The Short Happy Life of Graham K. Philp Jr., D.D.S.
Living your dreams is living well.
I gotta little story for ya. Actually, Hemingway does. If you have never heard of or read it, you should check out The Short Happy Life of Francis Macomber (http://www.uta.fi/FAST/US1/REF/macomber.html). It’s a short story, a really quick read. Definitely make a note to read it you haven’t already.
Great stuff. I’ve been a fan of Hemingway since I first read one of his sentences, and of his short stories in particular. My buddy Parand (http://xpenser.com) and I were talking the other day, and he asked me why I cared so much about starting my own company. Why I cared so deeply and so passionately about ultimately creating my own products. I’ve thought about that before, and the answers always run deep. Steve Jobs says “We’re here to put a dent in the universe. Otherwise why else even be here?”, and I think that’s a wonderful way to put it. It is our way to live on, to live with impact, to leave a legacy. But, another way to explain it is the way Hemingway did in his short story.
My own Dad had a short happy life. He became a dentist, but never wanted to be one. He had many passions: golf, art, invention, drawing & sketching, crafting, but dentistry was never among them. He was essentially forced to become a dentist by his parents when he could not get into medical school. I’m sure he feared them. Feared rejection, feared being on the wrong side of convention. So he toiled for years. As a dentist. It did not go well.
Superficially, it seemed to… for a while, anyway. From the outside, anyway. But he was never happy. He probably never fully admitted even to himself just how unhappy he was, but it is painfully clear in retrospect. He was one of those people who can be happy in the eddies, the distractions, but not in the flow. The only happiness he found in dentistry was in doing his own lab work, where he could sculpt beautiful, realistic wax bicuspids and cast them in polished gold. He spent his free time chasing his dreams on golf courses and the driving range.

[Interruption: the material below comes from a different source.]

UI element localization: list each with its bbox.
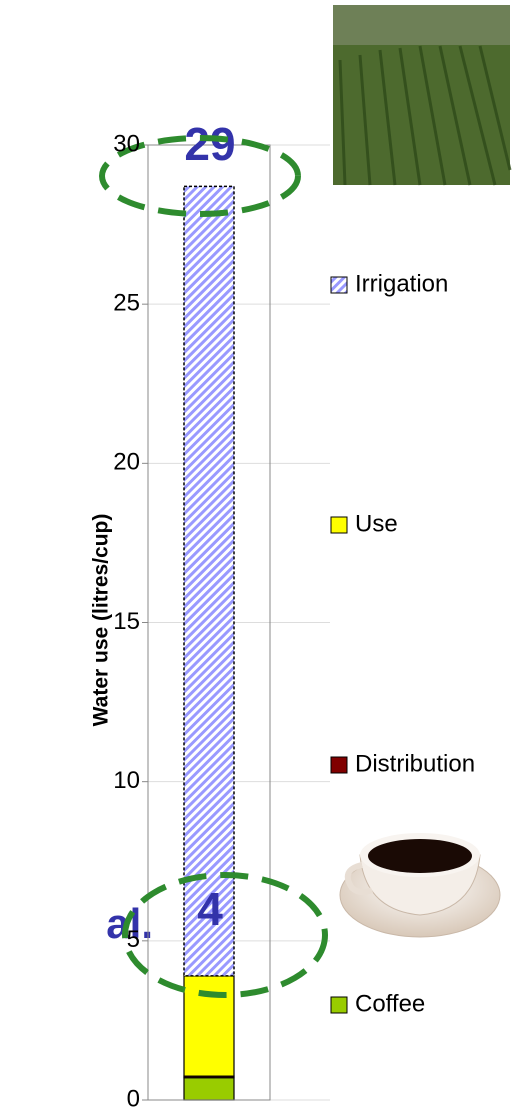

But the lab work that he loved to do himself had taken its toll (most dentists outsource all their lab work as they should; it’s cautionary to think of my dad sculpting away in his lab the same way I sometimes love to craft code). He developed carpal tunnel syndrome in both wrists. He had surgery.
After a decade or so of running a successful practice in Michigan, he decided to move to Texas to pursue a specialization in prosthodontics. He was fairly open about his real motivations for moving which had very little to do with dentistry and had everything do with being able to play golf year-round.
In the course of his training, my parents divorced. He remarried and tried to open a prosthodontics practice. It floundered and he tried to open a second office in Austin. There was much unpleasantness.
In time both practices failed. Bankruptcy was declared and a second divorce followed. He took his now arthritic cut-up wrists and made a Walter Mitty like run at the Senior PGA Tour. Eventually, he was living on disability and I saw first-hand how devastatingly soul-killing a handout can be. Much more unpleasantness followed. Ultimately, he was living with his parents and making minimum wage cutting meat in a grocery deli. He was 61. I kid not — these are dark places.
Like Macomber, I see that my dad spent most of his life in fear. But like Macomber, he did not stay afraid. Like Macomber he ultimately faced his demons…
He began consulting for a large dental clinic. He helped setup their labs, and trained their lab techs in all the procedures he had honed over the years. He took out old drawings and papers and began playing with ideas. He convinced some partners at the firm to back him in his own venture. He had some ingenious ideas for creating revolutionary tooth-whitening products.
Bang! He had a twinkle in his eye. He would talk for hours and hours and work far longer than that. He designed packaging and made calls and ran trials and wrote insert copy and flew all over the country and filed patents and appeared in an infomercial. He drove folks nuts with his mania. He created another company on the side. He was on fire. He was creating his legacy - his dent. He was actually alive.
The product became Luster Tooth Whitening. I was in Walgreens just last night, and his legacy is there. Luster Premium White System $39.99 - there is my dad winking from the shelves. He died exactly 7 years ago today. He was 64. He had his happy life. That’s why we create.